The Organisation of the Petroleum Exporting Countries (OPEC) has highlighted the significant impact of Dangote Petroleum Refinery’s operations on the Premium Motor Spirit (PMS) market, particularly in Europe. According to OPEC’s latest report, the growing production capacity at the Dangote refinery is reshaping the international gasoline market by reducing the need for petroleum product imports from Europe to Nigeria.
The report emphasized that the ongoing operational ramp-up at the Dangote refinery, along with its growing gasoline exports, is likely to put additional pressure on the European gasoline market. This, in turn, is expected to create new challenges in adjusting gasoline flows and finding alternative markets for the surplus volumes.

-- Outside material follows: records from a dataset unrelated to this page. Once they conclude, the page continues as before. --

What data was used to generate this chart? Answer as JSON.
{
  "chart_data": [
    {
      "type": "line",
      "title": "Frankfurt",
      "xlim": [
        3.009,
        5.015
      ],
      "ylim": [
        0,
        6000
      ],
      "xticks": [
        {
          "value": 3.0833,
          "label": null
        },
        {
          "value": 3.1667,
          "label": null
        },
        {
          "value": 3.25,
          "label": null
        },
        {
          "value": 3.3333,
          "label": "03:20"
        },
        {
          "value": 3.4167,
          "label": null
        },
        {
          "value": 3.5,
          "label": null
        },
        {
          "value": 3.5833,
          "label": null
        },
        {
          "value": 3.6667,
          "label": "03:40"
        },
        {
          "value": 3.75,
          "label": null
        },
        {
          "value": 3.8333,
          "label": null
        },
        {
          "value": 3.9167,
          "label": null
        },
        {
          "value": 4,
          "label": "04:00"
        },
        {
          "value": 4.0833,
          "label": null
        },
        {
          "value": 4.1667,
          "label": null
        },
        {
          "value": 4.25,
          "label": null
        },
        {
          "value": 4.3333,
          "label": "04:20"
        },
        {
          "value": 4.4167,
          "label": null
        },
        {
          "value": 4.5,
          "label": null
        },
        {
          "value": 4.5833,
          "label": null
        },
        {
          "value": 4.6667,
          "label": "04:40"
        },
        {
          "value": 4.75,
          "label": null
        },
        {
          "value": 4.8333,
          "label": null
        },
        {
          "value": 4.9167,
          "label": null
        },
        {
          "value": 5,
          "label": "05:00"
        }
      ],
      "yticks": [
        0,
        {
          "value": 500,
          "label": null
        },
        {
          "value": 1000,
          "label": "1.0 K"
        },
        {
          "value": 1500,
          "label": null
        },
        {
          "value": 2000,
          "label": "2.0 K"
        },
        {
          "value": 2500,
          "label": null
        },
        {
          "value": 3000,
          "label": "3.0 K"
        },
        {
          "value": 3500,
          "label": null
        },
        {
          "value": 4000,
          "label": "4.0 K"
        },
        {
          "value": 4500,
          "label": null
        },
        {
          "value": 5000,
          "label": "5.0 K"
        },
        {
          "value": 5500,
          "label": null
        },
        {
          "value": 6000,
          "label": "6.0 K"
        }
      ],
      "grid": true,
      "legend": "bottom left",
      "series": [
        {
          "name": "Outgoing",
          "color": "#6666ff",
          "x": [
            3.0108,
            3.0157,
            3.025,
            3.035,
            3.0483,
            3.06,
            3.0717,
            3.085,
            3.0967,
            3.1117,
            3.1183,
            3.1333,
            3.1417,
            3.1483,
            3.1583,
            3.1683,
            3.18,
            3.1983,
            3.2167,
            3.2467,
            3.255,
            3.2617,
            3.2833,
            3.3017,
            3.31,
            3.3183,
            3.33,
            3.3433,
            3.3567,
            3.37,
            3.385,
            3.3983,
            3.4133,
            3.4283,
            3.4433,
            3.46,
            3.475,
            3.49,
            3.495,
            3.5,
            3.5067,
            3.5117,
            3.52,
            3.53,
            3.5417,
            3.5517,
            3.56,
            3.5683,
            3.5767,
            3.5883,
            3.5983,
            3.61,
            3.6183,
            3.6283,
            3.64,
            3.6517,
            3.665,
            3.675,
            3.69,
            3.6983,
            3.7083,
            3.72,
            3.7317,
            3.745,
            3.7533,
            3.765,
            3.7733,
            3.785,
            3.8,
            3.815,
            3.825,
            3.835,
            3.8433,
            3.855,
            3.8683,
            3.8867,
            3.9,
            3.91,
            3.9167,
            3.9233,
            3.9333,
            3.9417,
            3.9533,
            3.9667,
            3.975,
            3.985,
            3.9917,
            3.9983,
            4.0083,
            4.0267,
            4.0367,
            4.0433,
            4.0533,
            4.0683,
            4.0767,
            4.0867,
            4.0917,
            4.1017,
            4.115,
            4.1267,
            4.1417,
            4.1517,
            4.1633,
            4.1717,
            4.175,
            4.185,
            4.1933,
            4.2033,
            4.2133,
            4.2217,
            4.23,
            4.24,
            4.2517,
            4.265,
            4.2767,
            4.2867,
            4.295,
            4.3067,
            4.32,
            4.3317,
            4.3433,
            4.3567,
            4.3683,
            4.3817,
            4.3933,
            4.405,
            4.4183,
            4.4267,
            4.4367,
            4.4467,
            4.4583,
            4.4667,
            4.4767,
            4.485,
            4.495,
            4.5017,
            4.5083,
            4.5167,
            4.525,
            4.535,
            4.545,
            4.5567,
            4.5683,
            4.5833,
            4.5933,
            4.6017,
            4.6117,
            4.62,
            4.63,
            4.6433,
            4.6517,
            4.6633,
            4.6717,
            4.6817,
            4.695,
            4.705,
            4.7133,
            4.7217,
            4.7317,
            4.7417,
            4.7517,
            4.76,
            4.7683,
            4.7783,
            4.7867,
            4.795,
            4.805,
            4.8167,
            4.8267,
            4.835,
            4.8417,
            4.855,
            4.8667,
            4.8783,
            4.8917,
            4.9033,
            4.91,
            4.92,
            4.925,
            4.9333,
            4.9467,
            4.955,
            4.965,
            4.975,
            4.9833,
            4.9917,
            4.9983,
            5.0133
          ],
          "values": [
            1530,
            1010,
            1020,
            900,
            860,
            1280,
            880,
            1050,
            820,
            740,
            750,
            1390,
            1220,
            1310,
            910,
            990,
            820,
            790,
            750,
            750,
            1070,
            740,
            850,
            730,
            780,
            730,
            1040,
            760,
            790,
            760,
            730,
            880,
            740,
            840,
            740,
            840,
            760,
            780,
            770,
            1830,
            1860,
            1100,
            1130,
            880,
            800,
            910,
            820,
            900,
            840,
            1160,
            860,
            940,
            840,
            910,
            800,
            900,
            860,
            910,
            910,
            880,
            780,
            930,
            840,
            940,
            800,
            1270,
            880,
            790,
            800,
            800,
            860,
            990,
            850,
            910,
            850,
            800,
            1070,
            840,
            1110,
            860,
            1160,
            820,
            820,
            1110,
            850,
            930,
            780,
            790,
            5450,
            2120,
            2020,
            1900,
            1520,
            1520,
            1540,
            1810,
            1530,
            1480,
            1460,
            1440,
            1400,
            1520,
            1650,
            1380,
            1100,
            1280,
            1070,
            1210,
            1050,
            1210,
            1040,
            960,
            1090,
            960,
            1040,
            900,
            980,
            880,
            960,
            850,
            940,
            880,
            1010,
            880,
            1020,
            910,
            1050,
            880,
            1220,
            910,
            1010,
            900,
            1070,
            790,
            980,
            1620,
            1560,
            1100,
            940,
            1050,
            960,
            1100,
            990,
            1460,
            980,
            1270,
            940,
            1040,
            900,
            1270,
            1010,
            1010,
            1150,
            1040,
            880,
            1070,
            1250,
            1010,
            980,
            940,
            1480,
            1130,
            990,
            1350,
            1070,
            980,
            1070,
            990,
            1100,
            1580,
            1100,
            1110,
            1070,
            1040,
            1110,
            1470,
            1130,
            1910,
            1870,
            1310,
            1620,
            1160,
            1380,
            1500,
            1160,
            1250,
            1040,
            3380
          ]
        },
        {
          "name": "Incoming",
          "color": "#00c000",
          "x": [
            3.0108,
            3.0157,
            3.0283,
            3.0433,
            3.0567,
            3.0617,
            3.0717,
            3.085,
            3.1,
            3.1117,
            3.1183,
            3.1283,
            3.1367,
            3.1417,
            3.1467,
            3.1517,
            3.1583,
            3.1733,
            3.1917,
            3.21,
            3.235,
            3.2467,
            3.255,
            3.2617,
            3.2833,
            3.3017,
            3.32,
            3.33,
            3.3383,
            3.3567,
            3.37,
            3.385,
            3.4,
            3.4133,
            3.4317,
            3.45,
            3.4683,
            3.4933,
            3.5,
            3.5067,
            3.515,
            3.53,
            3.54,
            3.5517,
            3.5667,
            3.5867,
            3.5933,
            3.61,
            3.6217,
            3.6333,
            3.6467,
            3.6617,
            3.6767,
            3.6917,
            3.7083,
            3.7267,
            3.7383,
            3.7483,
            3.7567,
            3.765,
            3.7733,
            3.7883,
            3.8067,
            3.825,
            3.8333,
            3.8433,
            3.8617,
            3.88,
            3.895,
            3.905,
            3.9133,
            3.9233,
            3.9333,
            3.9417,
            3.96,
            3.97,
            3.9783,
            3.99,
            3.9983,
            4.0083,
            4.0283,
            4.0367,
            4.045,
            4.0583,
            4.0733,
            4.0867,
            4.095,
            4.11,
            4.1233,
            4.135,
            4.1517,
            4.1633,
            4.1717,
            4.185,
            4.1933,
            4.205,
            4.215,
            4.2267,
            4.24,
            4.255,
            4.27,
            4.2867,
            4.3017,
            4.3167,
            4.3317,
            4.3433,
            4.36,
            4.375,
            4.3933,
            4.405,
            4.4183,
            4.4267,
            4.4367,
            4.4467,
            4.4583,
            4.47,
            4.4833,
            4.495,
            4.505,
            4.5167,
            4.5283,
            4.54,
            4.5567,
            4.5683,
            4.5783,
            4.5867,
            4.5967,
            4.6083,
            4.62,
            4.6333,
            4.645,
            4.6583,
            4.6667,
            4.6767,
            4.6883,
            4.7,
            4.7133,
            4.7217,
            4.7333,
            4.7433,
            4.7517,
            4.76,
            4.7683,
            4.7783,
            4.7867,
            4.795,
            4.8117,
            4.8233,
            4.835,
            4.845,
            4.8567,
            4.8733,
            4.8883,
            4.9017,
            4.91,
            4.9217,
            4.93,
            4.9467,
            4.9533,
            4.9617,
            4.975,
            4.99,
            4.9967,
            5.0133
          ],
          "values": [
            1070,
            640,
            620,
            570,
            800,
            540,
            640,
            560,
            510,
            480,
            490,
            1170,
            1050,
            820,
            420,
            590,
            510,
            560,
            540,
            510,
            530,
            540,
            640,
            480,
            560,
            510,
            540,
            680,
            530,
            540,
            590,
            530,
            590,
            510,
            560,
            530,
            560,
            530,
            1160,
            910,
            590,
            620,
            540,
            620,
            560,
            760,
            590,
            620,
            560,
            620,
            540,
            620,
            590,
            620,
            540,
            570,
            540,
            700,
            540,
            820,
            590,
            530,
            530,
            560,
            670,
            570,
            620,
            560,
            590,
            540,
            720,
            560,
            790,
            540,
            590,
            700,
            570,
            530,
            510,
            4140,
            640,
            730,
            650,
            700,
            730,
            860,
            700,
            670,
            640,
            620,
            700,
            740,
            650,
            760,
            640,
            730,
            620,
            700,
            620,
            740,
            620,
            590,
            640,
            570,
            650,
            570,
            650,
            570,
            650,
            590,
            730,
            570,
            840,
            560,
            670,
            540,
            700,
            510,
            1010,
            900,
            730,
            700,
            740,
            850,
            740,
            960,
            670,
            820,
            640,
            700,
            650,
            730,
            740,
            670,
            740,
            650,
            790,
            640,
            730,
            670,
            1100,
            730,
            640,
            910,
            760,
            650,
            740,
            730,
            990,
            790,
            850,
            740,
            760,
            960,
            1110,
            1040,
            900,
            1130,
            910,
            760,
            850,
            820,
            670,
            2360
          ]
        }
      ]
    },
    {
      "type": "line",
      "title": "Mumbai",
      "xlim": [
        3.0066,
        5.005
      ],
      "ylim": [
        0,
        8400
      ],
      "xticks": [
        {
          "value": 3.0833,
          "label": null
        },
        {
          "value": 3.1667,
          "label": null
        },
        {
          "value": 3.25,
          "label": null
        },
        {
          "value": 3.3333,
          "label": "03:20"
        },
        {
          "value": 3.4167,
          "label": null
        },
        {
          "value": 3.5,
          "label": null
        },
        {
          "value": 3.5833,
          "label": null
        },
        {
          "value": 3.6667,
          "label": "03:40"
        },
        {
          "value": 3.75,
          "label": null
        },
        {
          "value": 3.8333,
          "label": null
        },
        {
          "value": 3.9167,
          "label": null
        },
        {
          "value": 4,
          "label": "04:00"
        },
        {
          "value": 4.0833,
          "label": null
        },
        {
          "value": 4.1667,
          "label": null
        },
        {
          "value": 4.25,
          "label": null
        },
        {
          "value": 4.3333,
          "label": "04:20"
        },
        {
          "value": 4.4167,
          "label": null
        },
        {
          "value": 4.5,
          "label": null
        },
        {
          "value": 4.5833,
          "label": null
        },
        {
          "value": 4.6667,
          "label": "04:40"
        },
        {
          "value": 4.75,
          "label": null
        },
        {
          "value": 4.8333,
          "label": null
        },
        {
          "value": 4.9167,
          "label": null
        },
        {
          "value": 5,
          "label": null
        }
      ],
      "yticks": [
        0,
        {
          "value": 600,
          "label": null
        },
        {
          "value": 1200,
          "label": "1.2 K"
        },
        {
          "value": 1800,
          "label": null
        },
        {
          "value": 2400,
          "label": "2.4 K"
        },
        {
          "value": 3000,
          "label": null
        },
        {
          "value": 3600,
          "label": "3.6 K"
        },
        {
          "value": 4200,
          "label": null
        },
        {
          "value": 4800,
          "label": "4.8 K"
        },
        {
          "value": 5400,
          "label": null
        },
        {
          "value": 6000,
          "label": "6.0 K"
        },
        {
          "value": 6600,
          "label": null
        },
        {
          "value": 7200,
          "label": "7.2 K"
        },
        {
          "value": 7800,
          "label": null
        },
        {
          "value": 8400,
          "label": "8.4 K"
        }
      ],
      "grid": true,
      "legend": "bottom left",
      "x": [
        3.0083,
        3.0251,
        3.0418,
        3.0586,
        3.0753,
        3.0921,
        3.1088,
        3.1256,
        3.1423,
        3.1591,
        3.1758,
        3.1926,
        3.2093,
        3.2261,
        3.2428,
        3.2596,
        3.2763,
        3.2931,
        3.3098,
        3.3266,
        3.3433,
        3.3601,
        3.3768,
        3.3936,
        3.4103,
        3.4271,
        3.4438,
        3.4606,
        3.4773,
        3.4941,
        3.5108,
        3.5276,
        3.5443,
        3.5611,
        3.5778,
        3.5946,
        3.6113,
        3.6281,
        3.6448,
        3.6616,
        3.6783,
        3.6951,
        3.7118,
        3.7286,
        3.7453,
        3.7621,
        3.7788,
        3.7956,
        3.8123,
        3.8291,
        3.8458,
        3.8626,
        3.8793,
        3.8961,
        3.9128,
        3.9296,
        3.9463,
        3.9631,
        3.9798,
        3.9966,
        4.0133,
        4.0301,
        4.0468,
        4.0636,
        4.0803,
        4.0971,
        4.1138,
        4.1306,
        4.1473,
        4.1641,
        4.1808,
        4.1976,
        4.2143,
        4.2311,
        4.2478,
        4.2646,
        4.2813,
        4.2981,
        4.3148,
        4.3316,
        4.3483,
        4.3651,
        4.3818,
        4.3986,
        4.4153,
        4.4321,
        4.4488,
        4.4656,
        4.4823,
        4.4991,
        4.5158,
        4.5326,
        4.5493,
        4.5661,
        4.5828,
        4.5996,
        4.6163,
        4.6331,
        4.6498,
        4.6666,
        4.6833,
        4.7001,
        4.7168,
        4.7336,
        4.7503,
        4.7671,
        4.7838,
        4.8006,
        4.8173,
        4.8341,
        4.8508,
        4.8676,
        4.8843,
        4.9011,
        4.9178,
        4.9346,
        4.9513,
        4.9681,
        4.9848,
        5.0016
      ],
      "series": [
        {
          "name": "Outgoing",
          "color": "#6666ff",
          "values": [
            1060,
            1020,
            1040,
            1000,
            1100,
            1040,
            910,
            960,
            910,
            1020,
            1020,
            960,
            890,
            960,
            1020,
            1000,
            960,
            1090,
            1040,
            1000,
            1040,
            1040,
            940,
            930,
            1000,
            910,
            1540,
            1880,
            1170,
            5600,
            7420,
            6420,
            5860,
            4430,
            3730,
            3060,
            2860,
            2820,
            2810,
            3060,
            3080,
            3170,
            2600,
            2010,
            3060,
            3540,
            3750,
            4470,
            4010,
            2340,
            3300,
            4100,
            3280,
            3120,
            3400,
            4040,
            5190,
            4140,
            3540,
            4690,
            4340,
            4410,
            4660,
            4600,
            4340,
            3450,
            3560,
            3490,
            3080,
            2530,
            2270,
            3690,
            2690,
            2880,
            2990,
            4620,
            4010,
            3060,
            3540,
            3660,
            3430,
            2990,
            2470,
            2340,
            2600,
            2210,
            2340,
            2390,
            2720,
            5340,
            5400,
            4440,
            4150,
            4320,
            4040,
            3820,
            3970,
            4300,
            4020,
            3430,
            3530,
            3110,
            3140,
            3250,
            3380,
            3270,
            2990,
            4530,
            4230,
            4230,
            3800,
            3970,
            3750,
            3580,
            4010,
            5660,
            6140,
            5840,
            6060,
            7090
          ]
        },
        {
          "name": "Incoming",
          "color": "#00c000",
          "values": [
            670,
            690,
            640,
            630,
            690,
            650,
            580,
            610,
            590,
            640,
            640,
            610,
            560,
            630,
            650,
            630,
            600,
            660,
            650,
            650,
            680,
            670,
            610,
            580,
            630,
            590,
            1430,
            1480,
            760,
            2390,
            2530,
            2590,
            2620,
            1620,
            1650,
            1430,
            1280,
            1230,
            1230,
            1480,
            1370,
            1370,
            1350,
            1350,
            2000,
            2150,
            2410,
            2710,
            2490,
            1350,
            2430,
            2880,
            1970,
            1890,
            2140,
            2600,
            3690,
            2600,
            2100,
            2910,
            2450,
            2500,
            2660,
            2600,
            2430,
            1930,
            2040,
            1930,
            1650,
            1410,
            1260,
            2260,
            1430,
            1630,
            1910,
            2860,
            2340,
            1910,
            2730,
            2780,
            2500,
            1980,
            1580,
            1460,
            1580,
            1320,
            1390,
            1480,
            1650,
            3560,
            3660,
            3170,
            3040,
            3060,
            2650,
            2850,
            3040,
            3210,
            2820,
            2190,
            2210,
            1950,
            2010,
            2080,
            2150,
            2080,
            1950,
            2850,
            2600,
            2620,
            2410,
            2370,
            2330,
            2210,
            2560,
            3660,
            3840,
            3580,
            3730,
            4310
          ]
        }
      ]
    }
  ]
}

As Nigeria continues to produce more gasoline domestically, having previously relied heavily on imports to meet its fuel demands, this increased supply will likely free up gasoline volumes in international markets. OPEC predicts that the redistribution of these extra volumes will necessitate the search for new destinations for the exported gasoline.
In the fourth quarter of 2024, OPEC noted that oil product imports, including gasoline, declined significantly, contributing to an improved outlook for Nigeria’s external sector.
Dangote Refinery, located in Lekki, Lagos, with a production capacity of 650,000 barrels per day, began rolling out PMS on September 15, 2024. This marked a major milestone for Nigeria’s oil and gas sector. The refinery continues to ramp up production to meet both domestic and international petrol demands.
In November 2024, Dangote reduced its ex-depot price of petrol to N899.50 per litre, a move that prompted the Nigerian National Petroleum Company (NNPC) to lower its own PMS price to N965 per litre. As a result, petrol prices in Nigeria now range from N935 to N1,100 per litre across the country.